After a short ride, luckily without transfers or pick-pocketing incident, I got off at Passeig de Gràcia, remembering that it was the same as Paseo de Gracia, the Spanish name for the stop as it was written on my map. I had done some recon during the week before the course and knew exactly how to get there: follow the exit signs, see the Gaudi house, Casa Batlló on the right, sigh in awe, and proceed one block down Aragó. Only this time something went terribly, terribly wrong. There was no Gaudi house to greet me as I excited the metro, no Carrer d’Aragó to reassure me that I was on the right track, and obviously no sigh of relief or awe.

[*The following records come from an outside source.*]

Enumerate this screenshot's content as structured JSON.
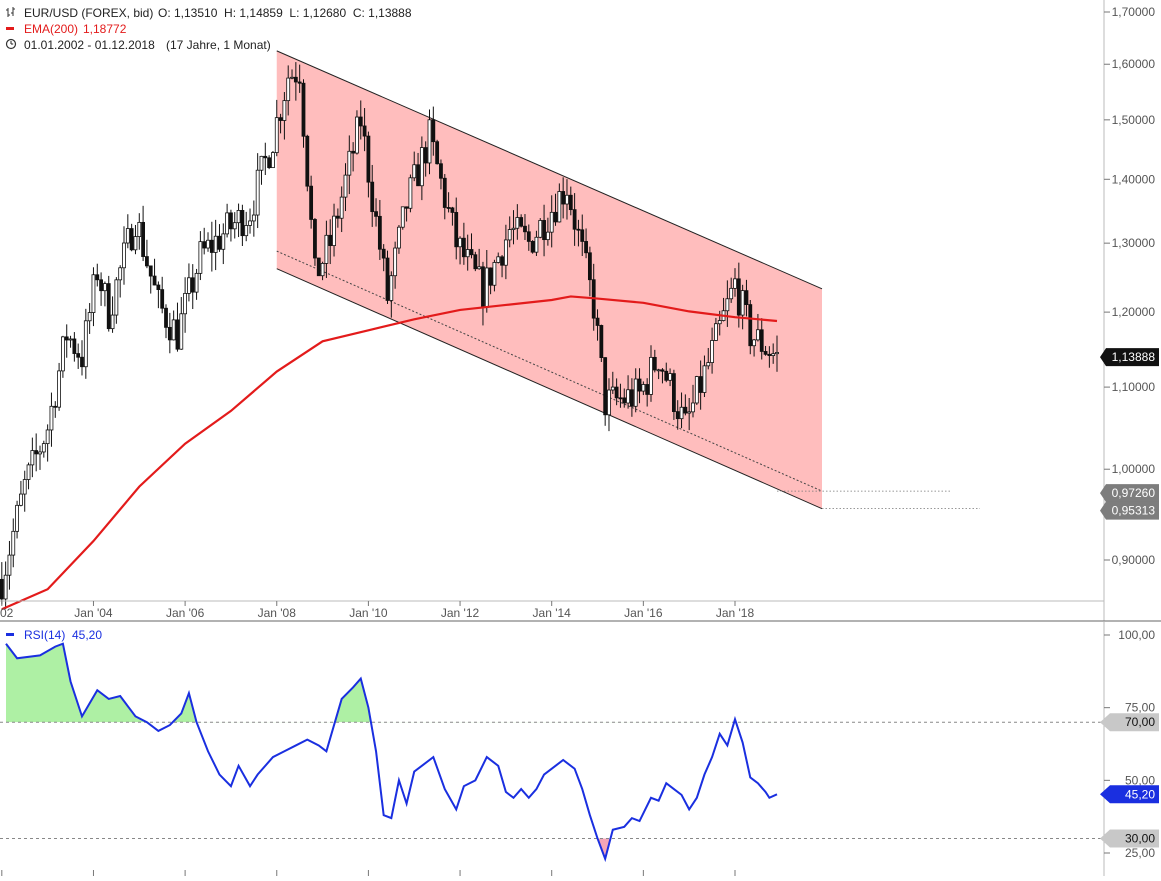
{
  "header": {
    "instrument": "EUR/USD (FOREX, bid)",
    "ohlc": "O: 1,13510  H: 1,14859  L: 1,12680  C: 1,13888",
    "ema_label": "EMA(200)",
    "ema_value": "1,18772",
    "range": "01.01.2002 - 01.12.2018",
    "span": "(17 Jahre, 1 Monat)"
  },
  "rsi_header": {
    "label": "RSI(14)",
    "value": "45,20"
  },
  "colors": {
    "ema": "#e31b1b",
    "channel_fill": "#ffbdbd",
    "rsi": "#1a2fe0",
    "rsi_overbought_fill": "#aef0a4",
    "rsi_oversold_fill": "#f4a6b8",
    "candle": "#111111"
  },
  "chart_data": [
    {
      "type": "candlestick",
      "title": "EUR/USD (FOREX, bid)",
      "x_tick_labels": [
        "02",
        "Jan '04",
        "Jan '06",
        "Jan '08",
        "Jan '10",
        "Jan '12",
        "Jan '14",
        "Jan '16",
        "Jan '18"
      ],
      "y_tick_labels": [
        "1,70000",
        "1,60000",
        "1,50000",
        "1,40000",
        "1,30000",
        "1,20000",
        "1,10000",
        "1,00000",
        "0,90000"
      ],
      "ylim": [
        0.835,
        1.705
      ],
      "scale": "log",
      "last_close_label": "1,13888",
      "channel_end_labels": [
        "0,97260",
        "0,95313"
      ],
      "channel": {
        "upper": [
          {
            "x": "2008-01",
            "y": 1.625
          },
          {
            "x": "2020-01",
            "y": 1.23
          }
        ],
        "lower": [
          {
            "x": "2008-01",
            "y": 1.262
          },
          {
            "x": "2020-01",
            "y": 0.953
          }
        ],
        "dotted": [
          {
            "x": "2008-01",
            "y": 1.288
          },
          {
            "x": "2020-01",
            "y": 0.9726
          }
        ]
      },
      "series": [
        {
          "name": "EUR/USD",
          "close_path": [
            {
              "x": "2002-01",
              "y": 0.88
            },
            {
              "x": "2002-07",
              "y": 0.98
            },
            {
              "x": "2003-01",
              "y": 1.05
            },
            {
              "x": "2003-06",
              "y": 1.17
            },
            {
              "x": "2003-10",
              "y": 1.14
            },
            {
              "x": "2004-02",
              "y": 1.26
            },
            {
              "x": "2004-05",
              "y": 1.2
            },
            {
              "x": "2004-12",
              "y": 1.34
            },
            {
              "x": "2005-06",
              "y": 1.21
            },
            {
              "x": "2005-11",
              "y": 1.17
            },
            {
              "x": "2006-05",
              "y": 1.28
            },
            {
              "x": "2006-12",
              "y": 1.32
            },
            {
              "x": "2007-06",
              "y": 1.35
            },
            {
              "x": "2007-12",
              "y": 1.47
            },
            {
              "x": "2008-04",
              "y": 1.58
            },
            {
              "x": "2008-07",
              "y": 1.59
            },
            {
              "x": "2008-11",
              "y": 1.25
            },
            {
              "x": "2009-03",
              "y": 1.3
            },
            {
              "x": "2009-11",
              "y": 1.5
            },
            {
              "x": "2010-06",
              "y": 1.22
            },
            {
              "x": "2010-11",
              "y": 1.36
            },
            {
              "x": "2011-05",
              "y": 1.47
            },
            {
              "x": "2011-12",
              "y": 1.3
            },
            {
              "x": "2012-07",
              "y": 1.23
            },
            {
              "x": "2013-02",
              "y": 1.32
            },
            {
              "x": "2013-07",
              "y": 1.3
            },
            {
              "x": "2014-05",
              "y": 1.39
            },
            {
              "x": "2014-12",
              "y": 1.21
            },
            {
              "x": "2015-03",
              "y": 1.08
            },
            {
              "x": "2015-12",
              "y": 1.09
            },
            {
              "x": "2016-05",
              "y": 1.14
            },
            {
              "x": "2016-12",
              "y": 1.05
            },
            {
              "x": "2017-06",
              "y": 1.13
            },
            {
              "x": "2018-01",
              "y": 1.24
            },
            {
              "x": "2018-05",
              "y": 1.17
            },
            {
              "x": "2018-12",
              "y": 1.13888
            }
          ]
        },
        {
          "name": "EMA(200)",
          "values": [
            {
              "x": "2002-01",
              "y": 0.85
            },
            {
              "x": "2003-01",
              "y": 0.87
            },
            {
              "x": "2004-01",
              "y": 0.92
            },
            {
              "x": "2005-01",
              "y": 0.98
            },
            {
              "x": "2006-01",
              "y": 1.03
            },
            {
              "x": "2007-01",
              "y": 1.07
            },
            {
              "x": "2008-01",
              "y": 1.12
            },
            {
              "x": "2009-01",
              "y": 1.16
            },
            {
              "x": "2010-01",
              "y": 1.175
            },
            {
              "x": "2011-01",
              "y": 1.19
            },
            {
              "x": "2012-01",
              "y": 1.203
            },
            {
              "x": "2013-01",
              "y": 1.21
            },
            {
              "x": "2014-01",
              "y": 1.217
            },
            {
              "x": "2014-06",
              "y": 1.222
            },
            {
              "x": "2015-01",
              "y": 1.219
            },
            {
              "x": "2016-01",
              "y": 1.213
            },
            {
              "x": "2017-01",
              "y": 1.201
            },
            {
              "x": "2018-01",
              "y": 1.193
            },
            {
              "x": "2018-12",
              "y": 1.18772
            }
          ]
        }
      ]
    },
    {
      "type": "line",
      "title": "RSI(14)",
      "y_tick_labels": [
        "100,00",
        "75,00",
        "50,00",
        "25,00"
      ],
      "ylim": [
        24,
        100
      ],
      "reference_lines": [
        70,
        30
      ],
      "reference_labels": [
        "70,00",
        "30,00"
      ],
      "last_value_label": "45,20",
      "series": [
        {
          "name": "RSI(14)",
          "values": [
            {
              "x": "2002-01",
              "y": 97
            },
            {
              "x": "2002-05",
              "y": 92
            },
            {
              "x": "2002-11",
              "y": 93
            },
            {
              "x": "2003-03",
              "y": 96
            },
            {
              "x": "2003-05",
              "y": 97
            },
            {
              "x": "2003-07",
              "y": 84
            },
            {
              "x": "2003-10",
              "y": 72
            },
            {
              "x": "2004-02",
              "y": 81
            },
            {
              "x": "2004-05",
              "y": 78
            },
            {
              "x": "2004-08",
              "y": 79
            },
            {
              "x": "2004-12",
              "y": 72
            },
            {
              "x": "2005-03",
              "y": 70
            },
            {
              "x": "2005-06",
              "y": 67
            },
            {
              "x": "2005-09",
              "y": 69
            },
            {
              "x": "2005-12",
              "y": 73
            },
            {
              "x": "2006-02",
              "y": 80
            },
            {
              "x": "2006-04",
              "y": 70
            },
            {
              "x": "2006-07",
              "y": 60
            },
            {
              "x": "2006-10",
              "y": 52
            },
            {
              "x": "2007-01",
              "y": 48
            },
            {
              "x": "2007-03",
              "y": 55
            },
            {
              "x": "2007-06",
              "y": 48
            },
            {
              "x": "2007-08",
              "y": 52
            },
            {
              "x": "2007-12",
              "y": 58
            },
            {
              "x": "2008-03",
              "y": 60
            },
            {
              "x": "2008-06",
              "y": 62
            },
            {
              "x": "2008-09",
              "y": 64
            },
            {
              "x": "2008-12",
              "y": 62
            },
            {
              "x": "2009-02",
              "y": 60
            },
            {
              "x": "2009-06",
              "y": 78
            },
            {
              "x": "2009-09",
              "y": 82
            },
            {
              "x": "2009-11",
              "y": 85
            },
            {
              "x": "2010-01",
              "y": 75
            },
            {
              "x": "2010-03",
              "y": 60
            },
            {
              "x": "2010-05",
              "y": 38
            },
            {
              "x": "2010-07",
              "y": 37
            },
            {
              "x": "2010-09",
              "y": 50
            },
            {
              "x": "2010-11",
              "y": 42
            },
            {
              "x": "2011-01",
              "y": 53
            },
            {
              "x": "2011-03",
              "y": 55
            },
            {
              "x": "2011-06",
              "y": 58
            },
            {
              "x": "2011-09",
              "y": 47
            },
            {
              "x": "2011-12",
              "y": 40
            },
            {
              "x": "2012-02",
              "y": 48
            },
            {
              "x": "2012-05",
              "y": 50
            },
            {
              "x": "2012-08",
              "y": 58
            },
            {
              "x": "2012-11",
              "y": 55
            },
            {
              "x": "2013-01",
              "y": 46
            },
            {
              "x": "2013-03",
              "y": 44
            },
            {
              "x": "2013-05",
              "y": 47
            },
            {
              "x": "2013-07",
              "y": 44
            },
            {
              "x": "2013-09",
              "y": 47
            },
            {
              "x": "2013-11",
              "y": 52
            },
            {
              "x": "2014-02",
              "y": 55
            },
            {
              "x": "2014-04",
              "y": 57
            },
            {
              "x": "2014-07",
              "y": 54
            },
            {
              "x": "2014-09",
              "y": 47
            },
            {
              "x": "2014-11",
              "y": 38
            },
            {
              "x": "2015-01",
              "y": 30
            },
            {
              "x": "2015-03",
              "y": 23
            },
            {
              "x": "2015-05",
              "y": 33
            },
            {
              "x": "2015-08",
              "y": 34
            },
            {
              "x": "2015-10",
              "y": 37
            },
            {
              "x": "2015-12",
              "y": 36
            },
            {
              "x": "2016-03",
              "y": 44
            },
            {
              "x": "2016-05",
              "y": 43
            },
            {
              "x": "2016-07",
              "y": 49
            },
            {
              "x": "2016-09",
              "y": 47
            },
            {
              "x": "2016-11",
              "y": 45
            },
            {
              "x": "2017-01",
              "y": 40
            },
            {
              "x": "2017-03",
              "y": 44
            },
            {
              "x": "2017-05",
              "y": 52
            },
            {
              "x": "2017-07",
              "y": 58
            },
            {
              "x": "2017-09",
              "y": 66
            },
            {
              "x": "2017-11",
              "y": 62
            },
            {
              "x": "2018-01",
              "y": 71
            },
            {
              "x": "2018-03",
              "y": 63
            },
            {
              "x": "2018-05",
              "y": 51
            },
            {
              "x": "2018-07",
              "y": 49
            },
            {
              "x": "2018-09",
              "y": 46
            },
            {
              "x": "2018-10",
              "y": 44
            },
            {
              "x": "2018-12",
              "y": 45.2
            }
          ]
        }
      ]
    }
  ]
}
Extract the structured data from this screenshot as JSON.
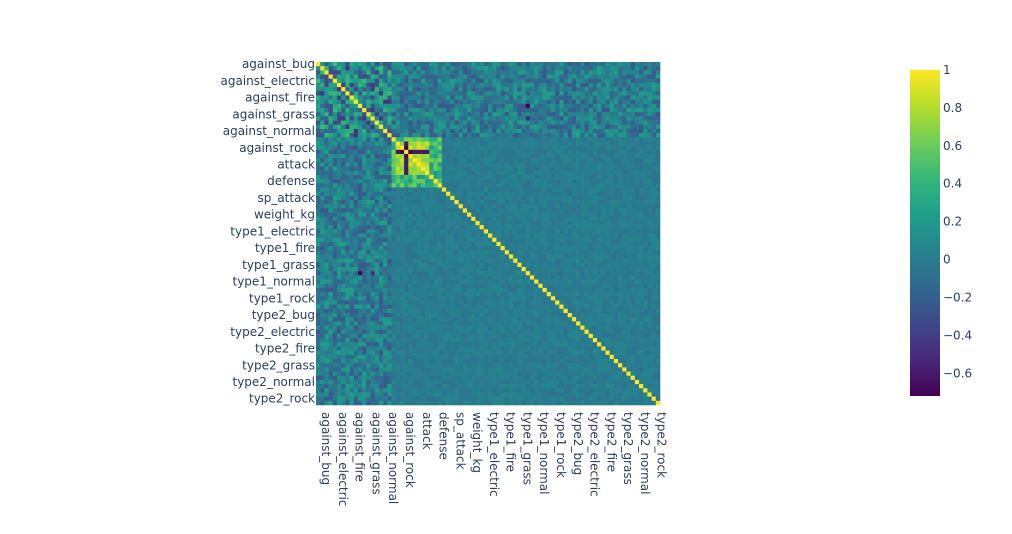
{
  "chart_data": {
    "type": "heatmap",
    "title": "",
    "colorscale": "viridis",
    "colorscale_stops": [
      "#440154",
      "#482878",
      "#3e4989",
      "#31688e",
      "#26828e",
      "#1f9e89",
      "#35b779",
      "#6ece58",
      "#b5de2b",
      "#fde725"
    ],
    "zmin": -0.72,
    "zmax": 1,
    "n_cells": 82,
    "x_tick_labels": [
      "against_bug",
      "against_electric",
      "against_fire",
      "against_grass",
      "against_normal",
      "against_rock",
      "attack",
      "defense",
      "sp_attack",
      "weight_kg",
      "type1_electric",
      "type1_fire",
      "type1_grass",
      "type1_normal",
      "type1_rock",
      "type2_bug",
      "type2_electric",
      "type2_fire",
      "type2_grass",
      "type2_normal",
      "type2_rock"
    ],
    "y_tick_labels": [
      "against_bug",
      "against_electric",
      "against_fire",
      "against_grass",
      "against_normal",
      "against_rock",
      "attack",
      "defense",
      "sp_attack",
      "weight_kg",
      "type1_electric",
      "type1_fire",
      "type1_grass",
      "type1_normal",
      "type1_rock",
      "type2_bug",
      "type2_electric",
      "type2_fire",
      "type2_grass",
      "type2_normal",
      "type2_rock"
    ],
    "colorbar_ticks": [
      {
        "value": 1,
        "label": "1"
      },
      {
        "value": 0.8,
        "label": "0.8"
      },
      {
        "value": 0.6,
        "label": "0.6"
      },
      {
        "value": 0.4,
        "label": "0.4"
      },
      {
        "value": 0.2,
        "label": "0.2"
      },
      {
        "value": 0,
        "label": "0"
      },
      {
        "value": -0.2,
        "label": "−0.2"
      },
      {
        "value": -0.4,
        "label": "−0.4"
      },
      {
        "value": -0.6,
        "label": "−0.6"
      }
    ]
  }
}
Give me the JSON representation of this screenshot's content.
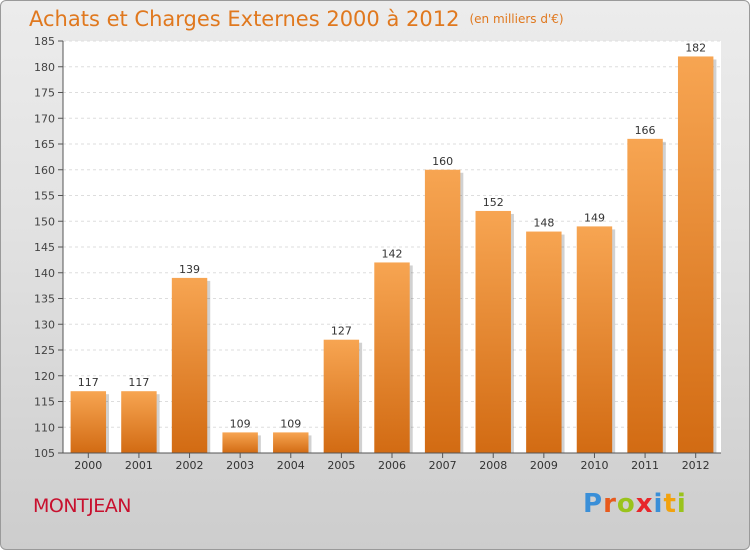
{
  "header": {
    "title": "Achats et Charges Externes 2000 à 2012",
    "unit": "(en milliers d'€)"
  },
  "footer": {
    "commune": "MONTJEAN",
    "brand_letters": [
      "P",
      "r",
      "o",
      "x",
      "i",
      "t",
      "i"
    ]
  },
  "colors": {
    "title": "#e0781e",
    "bar_top": "#f7a552",
    "bar_bottom": "#d26b13",
    "commune": "#c8102e",
    "brand": [
      "#3a8fd8",
      "#e85a1c",
      "#9ac31c",
      "#e8262a",
      "#3a8fd8",
      "#f2a20d",
      "#9ac31c"
    ]
  },
  "chart_data": {
    "type": "bar",
    "categories": [
      "2000",
      "2001",
      "2002",
      "2003",
      "2004",
      "2005",
      "2006",
      "2007",
      "2008",
      "2009",
      "2010",
      "2011",
      "2012"
    ],
    "values": [
      117,
      117,
      139,
      109,
      109,
      127,
      142,
      160,
      152,
      148,
      149,
      166,
      182
    ],
    "title": "Achats et Charges Externes 2000 à 2012",
    "xlabel": "",
    "ylabel": "",
    "ylim": [
      105,
      185
    ],
    "yticks": [
      105,
      110,
      115,
      120,
      125,
      130,
      135,
      140,
      145,
      150,
      155,
      160,
      165,
      170,
      175,
      180,
      185
    ],
    "grid": true,
    "data_labels": true
  }
}
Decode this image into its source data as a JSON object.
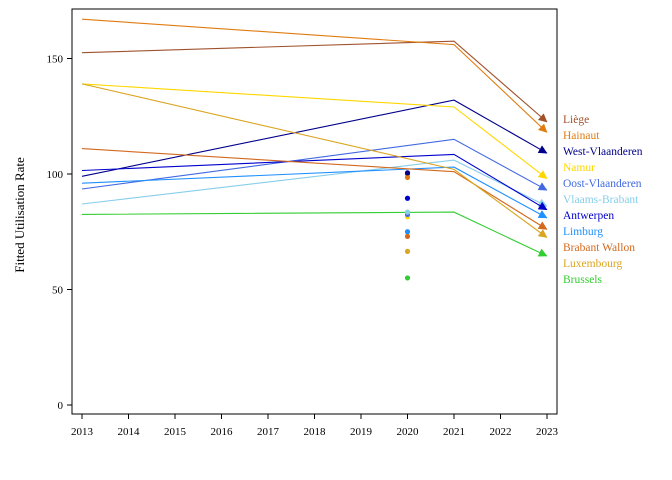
{
  "chart_data": {
    "type": "line",
    "title": "",
    "xlabel": "",
    "ylabel": "Fitted Utilisation Rate",
    "xlim": [
      2013,
      2023
    ],
    "ylim": [
      -3,
      172
    ],
    "x_ticks": [
      2013,
      2014,
      2015,
      2016,
      2017,
      2018,
      2019,
      2020,
      2021,
      2022,
      2023
    ],
    "y_ticks": [
      0,
      50,
      100,
      150
    ],
    "grid": false,
    "legend_placement": "right",
    "series": [
      {
        "name": "Liège",
        "color": "#a0522d",
        "x": [
          2013,
          2021,
          2023
        ],
        "values": [
          152.5,
          157.5,
          122.5
        ],
        "point_2020": 100
      },
      {
        "name": "Hainaut",
        "color": "#e07b10",
        "x": [
          2013,
          2021,
          2023
        ],
        "values": [
          167,
          156,
          118
        ],
        "point_2020": 98.5
      },
      {
        "name": "West-Vlaanderen",
        "color": "#00008b",
        "x": [
          2013,
          2021,
          2023
        ],
        "values": [
          99,
          132,
          109
        ],
        "point_2020": 100.5
      },
      {
        "name": "Namur",
        "color": "#ffd700",
        "x": [
          2013,
          2021,
          2023
        ],
        "values": [
          139,
          129,
          98
        ],
        "point_2020": 81.5
      },
      {
        "name": "Oost-Vlaanderen",
        "color": "#4169e1",
        "x": [
          2013,
          2021,
          2023
        ],
        "values": [
          93.5,
          115,
          93
        ],
        "point_2020": 82.5
      },
      {
        "name": "Vlaams-Brabant",
        "color": "#87ceeb",
        "x": [
          2013,
          2021,
          2023
        ],
        "values": [
          87,
          106,
          86
        ],
        "point_2020": 83.5
      },
      {
        "name": "Antwerpen",
        "color": "#0000cd",
        "x": [
          2013,
          2021,
          2023
        ],
        "values": [
          101.5,
          108.5,
          84.5
        ],
        "point_2020": 89.5
      },
      {
        "name": "Limburg",
        "color": "#1e90ff",
        "x": [
          2013,
          2021,
          2023
        ],
        "values": [
          96,
          103,
          81
        ],
        "point_2020": 75
      },
      {
        "name": "Brabant Wallon",
        "color": "#d2691e",
        "x": [
          2013,
          2021,
          2023
        ],
        "values": [
          111,
          101,
          76
        ],
        "point_2020": 73
      },
      {
        "name": "Luxembourg",
        "color": "#daa520",
        "x": [
          2013,
          2021,
          2023
        ],
        "values": [
          139,
          102,
          72.5
        ],
        "point_2020": 66.5
      },
      {
        "name": "Brussels",
        "color": "#32cd32",
        "x": [
          2013,
          2021,
          2023
        ],
        "values": [
          82.5,
          83.5,
          64.5
        ],
        "point_2020": 55
      }
    ]
  }
}
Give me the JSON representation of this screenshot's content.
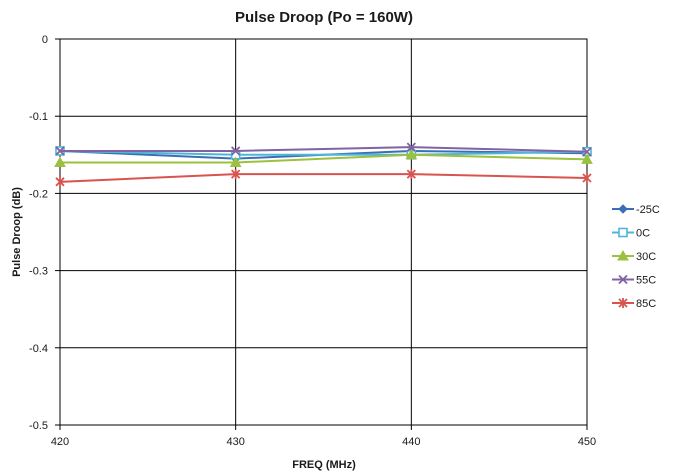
{
  "chart_data": {
    "type": "line",
    "title": "Pulse Droop (Po = 160W)",
    "xlabel": "FREQ (MHz)",
    "ylabel": "Pulse Droop  (dB)",
    "x": [
      420,
      430,
      440,
      450
    ],
    "xlim": [
      420,
      450
    ],
    "xticks": [
      "420",
      "430",
      "440",
      "450"
    ],
    "ylim": [
      -0.5,
      0
    ],
    "yticks": [
      "0",
      "-0.1",
      "-0.2",
      "-0.3",
      "-0.4",
      "-0.5"
    ],
    "grid": true,
    "legend_position": "right",
    "series": [
      {
        "name": "-25C",
        "color": "#3a6fb5",
        "marker": "diamond",
        "values": [
          -0.145,
          -0.155,
          -0.145,
          -0.148
        ]
      },
      {
        "name": "0C",
        "color": "#4fb6d9",
        "marker": "square-open",
        "values": [
          -0.145,
          -0.15,
          -0.15,
          -0.146
        ]
      },
      {
        "name": "30C",
        "color": "#9cc13e",
        "marker": "triangle",
        "values": [
          -0.16,
          -0.16,
          -0.15,
          -0.156
        ]
      },
      {
        "name": "55C",
        "color": "#8064a2",
        "marker": "x",
        "values": [
          -0.145,
          -0.145,
          -0.14,
          -0.146
        ]
      },
      {
        "name": "85C",
        "color": "#d9534f",
        "marker": "star",
        "values": [
          -0.185,
          -0.175,
          -0.175,
          -0.18
        ]
      }
    ]
  }
}
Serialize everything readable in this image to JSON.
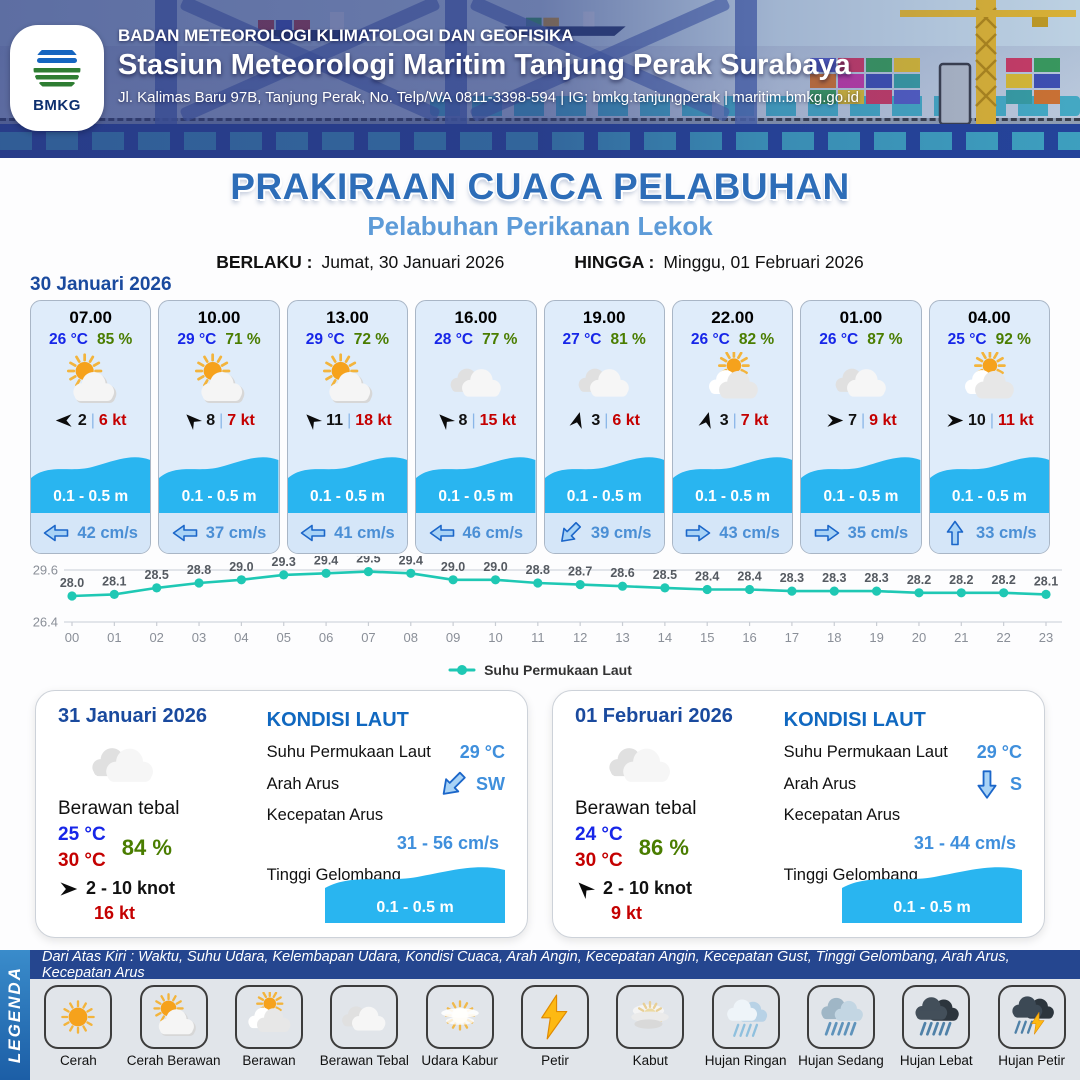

For someone who has had ample opportunities to get accustomed to using a map, I still have never mastered it; on this occasion, now with 10 minutes to get to class, my first class, the most important first impression I would make in Spain, sweat making its presence known in the June heat and overwhelmed by the sameness of the Eixample streets, I showed my ineptitude by running a block in every direction, hoping to random ly come across something that would remind me of how to get to school. I remember thinking Could they at least throw us newbies a bone by labeling the streets in some identifiable way? The plaques on the sides of under-construction buildings were not helping my mission.
Eventually, my unsystematic scheme did work and I caught sight of an interesting store next to the school (Note to self: check that out after class). As I raced up the stairs, barely managing to breathe a bon dia to the portero at the door, I thought today I’ve earned that chocolate croissant breakfast and maybe even one more for lunch.